Je ne regrette rien de ma jeunesse (Akira Kurosawa, 1946)

Des manifestations étudiantes de 1933 à la défaite de 1945, l’histoire de la fille d’un professeur libéral amoureuse d’un agitateur radical.

Les habitués de ce blog savent que son auteur n’est pas fou d’Akira Kurosawa. La surprise a donc été agréable de découvrir une de ses premières oeuvres, moins célèbre mais également moins pesante, moins caricaturale et plus concrète que nombre de ses classiques. En effet, Je ne regrette rien de ma jeunesse est peut-être le film de Kurosawa où l’histoire et la politique sont montrés avec le plus de justesse, loin de l’abstraction de ses transpositions de Shakespeare dans un passé japonais lointain et à moitié mythifié.
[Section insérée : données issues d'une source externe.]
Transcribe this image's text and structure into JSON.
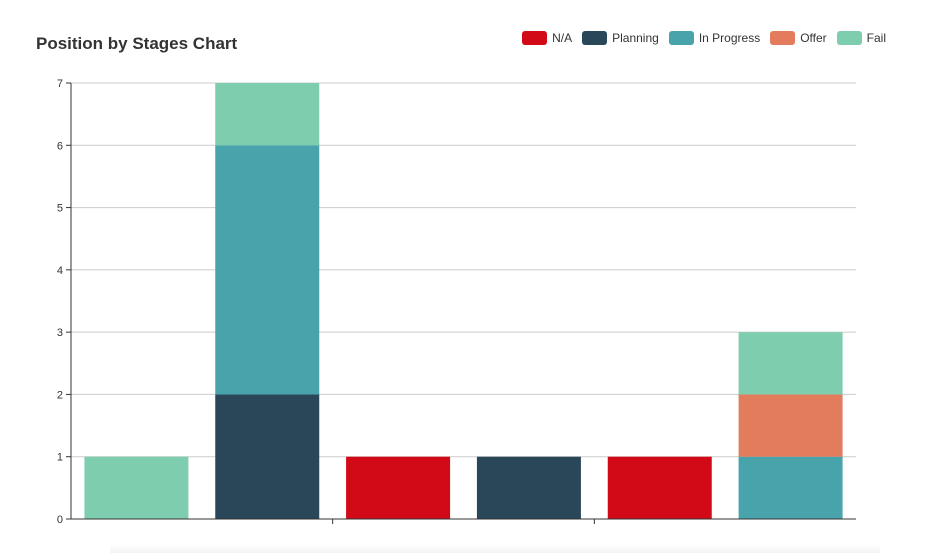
{
  "chart_data": {
    "type": "bar",
    "stacked": true,
    "title": "Position by Stages Chart",
    "xlabel": "",
    "ylabel": "",
    "ylim": [
      0,
      7
    ],
    "yticks": [
      0,
      1,
      2,
      3,
      4,
      5,
      6,
      7
    ],
    "grid": true,
    "legend_position": "top-right",
    "categories": [
      "",
      "",
      "",
      "",
      "",
      ""
    ],
    "series": [
      {
        "name": "N/A",
        "color": "#d20a17",
        "values": [
          0,
          0,
          1,
          0,
          1,
          0
        ]
      },
      {
        "name": "Planning",
        "color": "#2a4659",
        "values": [
          0,
          2,
          0,
          1,
          0,
          0
        ]
      },
      {
        "name": "In Progress",
        "color": "#49a3ab",
        "values": [
          0,
          4,
          0,
          0,
          0,
          1
        ]
      },
      {
        "name": "Offer",
        "color": "#e27c5c",
        "values": [
          0,
          0,
          0,
          0,
          0,
          1
        ]
      },
      {
        "name": "Fail",
        "color": "#7fcdaf",
        "values": [
          1,
          1,
          0,
          0,
          0,
          1
        ]
      }
    ]
  }
}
En dehors du discours final un peu trop explicite, la propagande libérale y est parfaitement intégrée à un itinéraire amoureux, amical et politique donc singulier, émotionnel et romanesque où les rapports entre « rouges », « libéraux » et gouvernement dictatorial évoluent au fur et à mesure du récit. Le personnage de l’ami qui travaille pour l’état apporte une salvatrice complexité dramatique.

Visuellement, le film alterne des parlottes un peu mornes mais où pointe parfois une vraie sensibilité (exemple: la scène de groupe où le seul découpage permet de se figurer les sentiments de l’héroïne avant qu’elle ne les déclare) et séquences plus lyriques dans la nature où Kurosawa, visiblement influencé par le cinéma soviétique, se la donne grave. C’est exemplairement le cas de la superbe -mais amère- dernière partie qui montre l’héroïne travailler aux côtés de sa belle-mère à la campagne. Enfin, cet admirable portrait de femme, jouée par Setsuko Hara (future égérie d’Ozu), que l’amour aura conduite à l’émancipation* et à la sagesse, nuance considérablement la réputation misogyne de l’auteur des Sept samouraï.

*Je ne regrette rien de ma jeunesse est un des très rares films de son époque, tous pays confondus, à montrer, sans jugement, un ménage non marié.